CIという法人は、幸いにもこれまでデータ分析に関する自分の経済活動の基盤として機能してきた。その方向性を今、「データの科学から、ディシジョンの科学へ」と刷新しようとしている。これはキャリアを通して追求したいテーマの選択であり、データサイエンスの旬に乗っかってきた、自分なりの一つの態度表明のつもりでもある。

根底には、データが持つ力への深い信頼がある。データは、人が重要な意思決定に直面した際、その葛藤を乗り越えるための確かな支えとなる。しかしその過程では、意思決定者の迷いや葛藤に寄り添える生身の存在も必要だと考えている。それはビジネスのパートナーかもしれないし、人生の友人かもしれない。この「人との関わり」という視点は、むしろAI時代だからこそ、より一層重要になると感じている。
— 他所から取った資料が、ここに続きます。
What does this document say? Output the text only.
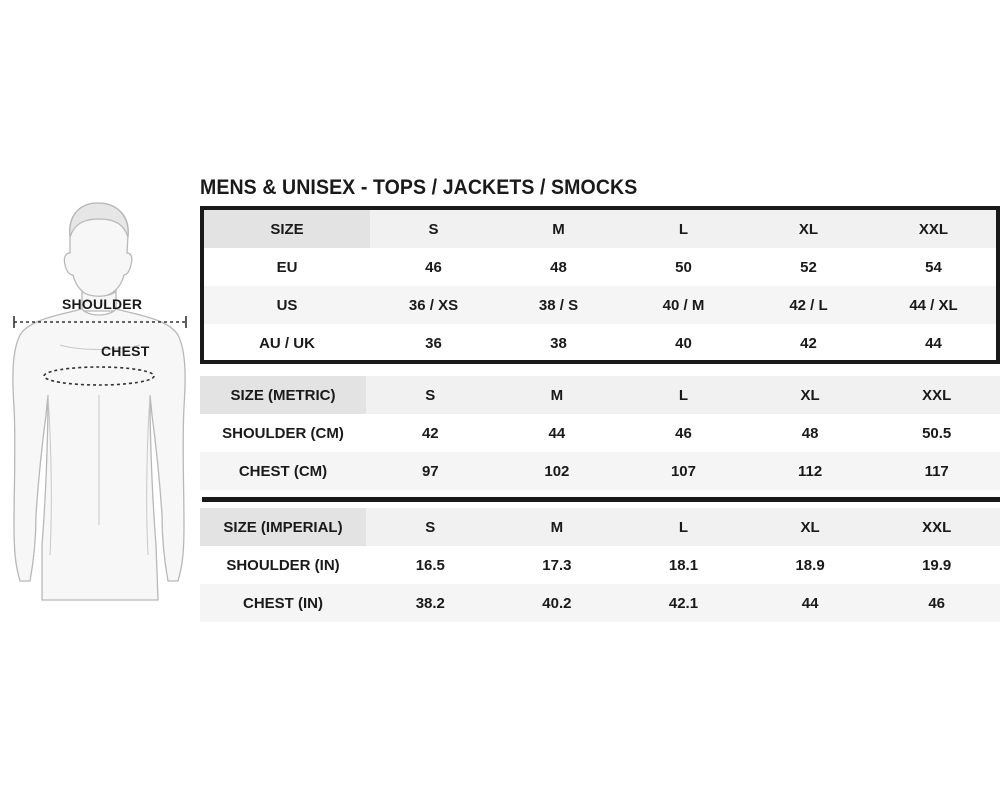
SHOULDER
CHEST
MENS & UNISEX - TOPS / JACKETS / SMOCKS
SIZE	S	M	L	XL	XXL
EU	46	48	50	52	54
US	36 / XS	38 / S	40 / M	42 / L	44 / XL
AU / UK	36	38	40	42	44
SIZE (METRIC)	S	M	L	XL	XXL
SHOULDER (CM)	42	44	46	48	50.5
CHEST (CM)	97	102	107	112	117
SIZE (IMPERIAL)	S	M	L	XL	XXL
SHOULDER (IN)	16.5	17.3	18.1	18.9	19.9
CHEST (IN)	38.2	40.2	42.1	44	46
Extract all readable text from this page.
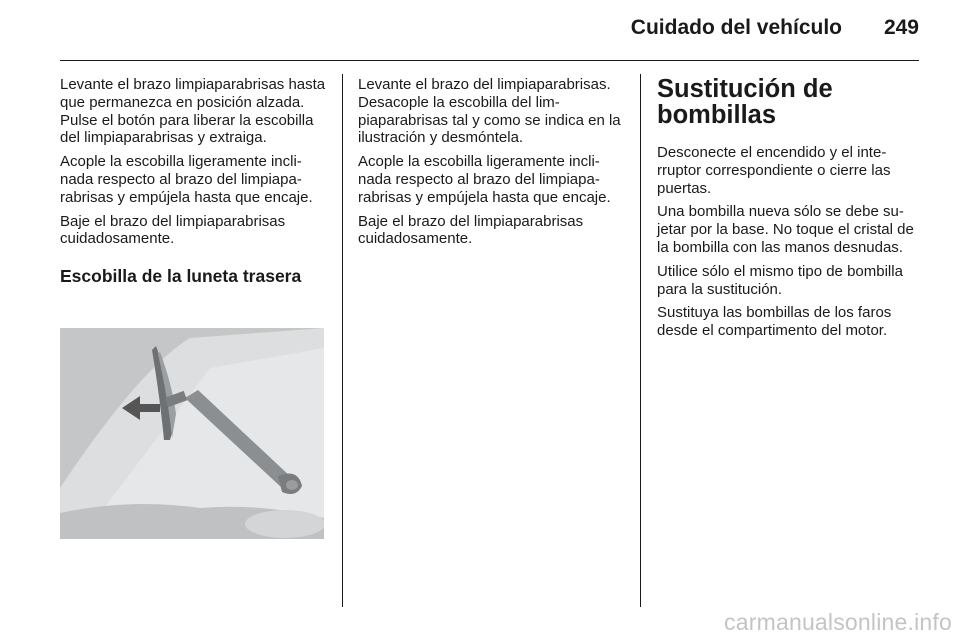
Cuidado del vehículo 249

Levante el brazo limpiaparabrisas hasta que permanezca en posición alzada. Pulse el botón para liberar la escobilla del limpiaparabrisas y extraiga.

Acople la escobilla ligeramente inclinada respecto al brazo del limpiaparabrisas y empújela hasta que encaje.

Baje el brazo del limpiaparabrisas cuidadosamente.

Escobilla de la luneta trasera

Levante el brazo del limpiaparabrisas. Desacople la escobilla del limpiaparabrisas tal y como se indica en la ilustración y desmóntela.

Acople la escobilla ligeramente inclinada respecto al brazo del limpiaparabrisas y empújela hasta que encaje.

Baje el brazo del limpiaparabrisas cuidadosamente.

Sustitución de bombillas

Desconecte el encendido y el interruptor correspondiente o cierre las puertas.

Una bombilla nueva sólo se debe sujetar por la base. No toque el cristal de la bombilla con las manos desnudas.

Utilice sólo el mismo tipo de bombilla para la sustitución.

Sustituya las bombillas de los faros desde el compartimento del motor.

carmanualsonline.info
同時に分析者としては、AIとの新しい関係構築も避けて通れない課題だと感じている。Nature Human Behaviourの最新の研究が示唆するように、AIとの対話は人間同士の対話とは本質的に異なる性質を持つ。特に知覚的、感情的、社会的判断において、AIとの相互作用は人間のバイアスを予想以上に増幅させる可能性がある。このため、分析者はAIを活用する際、忍耐強くメタ認知を働かせ、自身の判断プロセスを常に監視する必要がある。 

つまり、これからの分析者には二つの対話能力が求められる。一つは、意思決定者に寄り添い、その文脈を深く理解しながら支援する人間同士の対話能力。もう一つは、AIとの対話において適切な距離感を保ちながら、その可能性を最大限に活かす能力だ。人間とAI、それぞれの対話の特質を理解し、使い分けていく必要がある。 

人間と見分けがつかないほどの外見、流暢な言葉遣い、繊細な感情表現、そして記憶の再構築力を持つAIエージェントが登場しても、なお、生身の人間にしかできない役割があると信じている。誰かの重要な意思決定を支援できる分析者であるために。この思いを胸に来年も歩みを進めたい。